I don’t ever intentionally set out to sabotage myself (I’m just really good at it)…

One of my biggest obstacles as a would-be-scribe is just life itself.

I have two jobs, five kids, and a wife with her own noble persuits. With all of this comes the obligations of cooking, (some) cleaning, laundry, shuttling kids back and forth, and all that other mother jazz. As a result, I end up doing a lot of “stop and go” writing; I can only squeeze in writing at certain times and sometimes goes days, if not weeks, in between writing sessions. It’s hard to get a good flow going this way and I think that is probably also a primary factor in my often suffering from writer’s block.

I will hit a good stride and bust out a good bunch of work and think I’ve broken the roadblock. Several days later I get the opportunity to sit down and write again and sometimes forget the little details that I’d set out for myself in the last day’s work. I try to write myself notes and generally remember where I want to go next,  but the flow of the work suffers. For example, I started this book about ten months ago. I’m pretty sure I wrote my entire last book in this same block of time while right now I’m thinking I’m maybe two thirds through this one. Is this book any longer than the last, not necessarily (not that I can tell either), but I do know that I’m struggling more with the process on this one because I am suffering more of my “stop-and-go” spells this time.
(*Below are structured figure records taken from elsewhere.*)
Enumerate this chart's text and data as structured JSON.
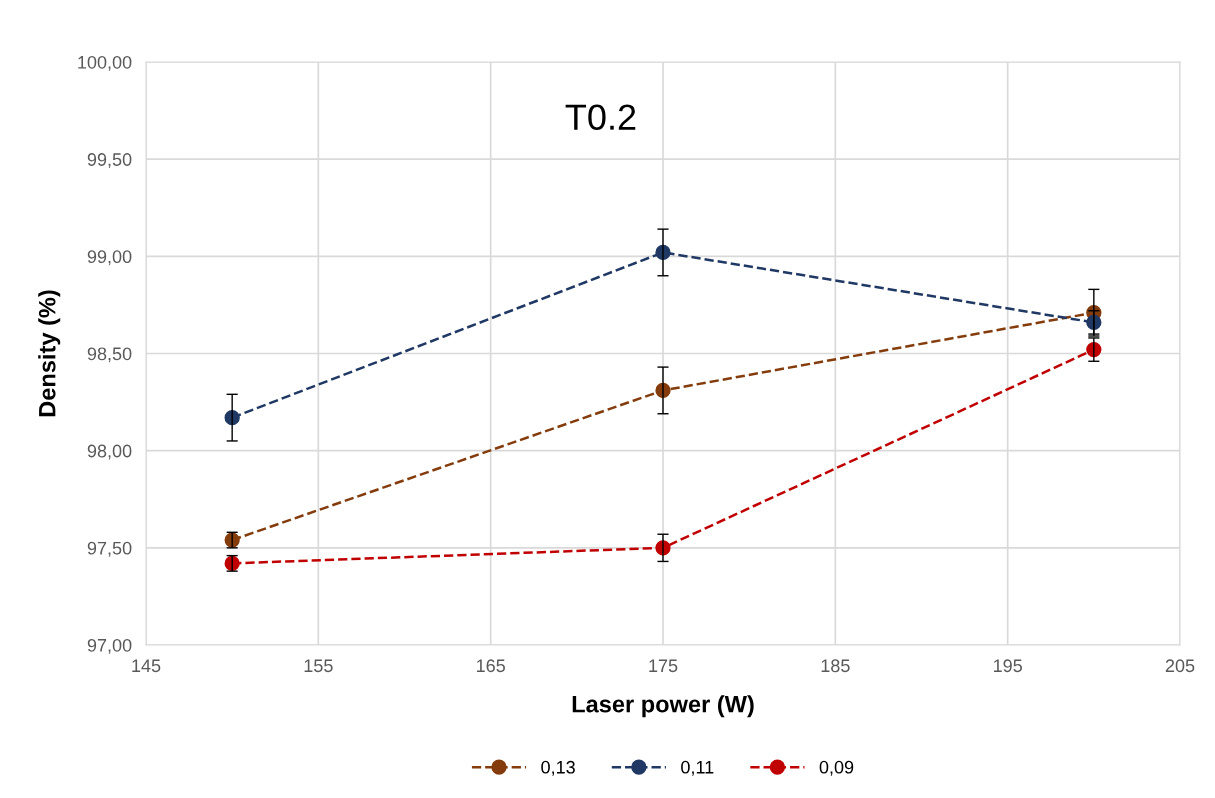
{
  "chart_data": {
    "type": "line",
    "title": "T0.2",
    "xlabel": "Laser power (W)",
    "ylabel": "Density (%)",
    "x": [
      150,
      175,
      200
    ],
    "series": [
      {
        "name": "0,13",
        "color": "#843c0c",
        "values": [
          97.54,
          98.31,
          98.71
        ],
        "errors": [
          0.04,
          0.12,
          0.12
        ]
      },
      {
        "name": "0,11",
        "color": "#203864",
        "values": [
          98.17,
          99.02,
          98.66
        ],
        "errors": [
          0.12,
          0.12,
          0.06
        ]
      },
      {
        "name": "0,09",
        "color": "#c00000",
        "values": [
          97.42,
          97.5,
          98.52
        ],
        "errors": [
          0.04,
          0.07,
          0.06
        ]
      }
    ],
    "xlim": [
      145,
      205
    ],
    "xticks": [
      145,
      155,
      165,
      175,
      185,
      195,
      205
    ],
    "ylim": [
      97,
      100
    ],
    "yticks": [
      {
        "value": 97,
        "label": "97,00"
      },
      {
        "value": 97.5,
        "label": "97,50"
      },
      {
        "value": 98,
        "label": "98,00"
      },
      {
        "value": 98.5,
        "label": "98,50"
      },
      {
        "value": 99,
        "label": "99,00"
      },
      {
        "value": 99.5,
        "label": "99,50"
      },
      {
        "value": 100,
        "label": "100,00"
      }
    ],
    "grid": true,
    "legend": "bottom",
    "marker": "circle",
    "line_style": "dashed"
  }
}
Every now and then I also start to panic and think that I’ve taken this book as far as it will go, even though I have some of the climax worked out mentally and know where it will (most likely) end. That thought more than anything scares the hell out of me. I’m over one hundred hand written pages in, I’ve dedicated some time to research, I’ve isolated myself from my family for hours at a time to work on it. I owe it to myself and to them to finish it out.

At the very least, I’m not thinking about a new project and distracting myself. But, then again, maybe I do need to start thinking of the next project to help drive me to finish this one so I can start the next?

Maybe I just need to shut up, turn off the computer, and get to damn work and quit bitching…

On a happier note, a new short story will be available for Kindle this evening.  Three people have read it so far and confirmed that it doesn’t suck (my words, not theirs).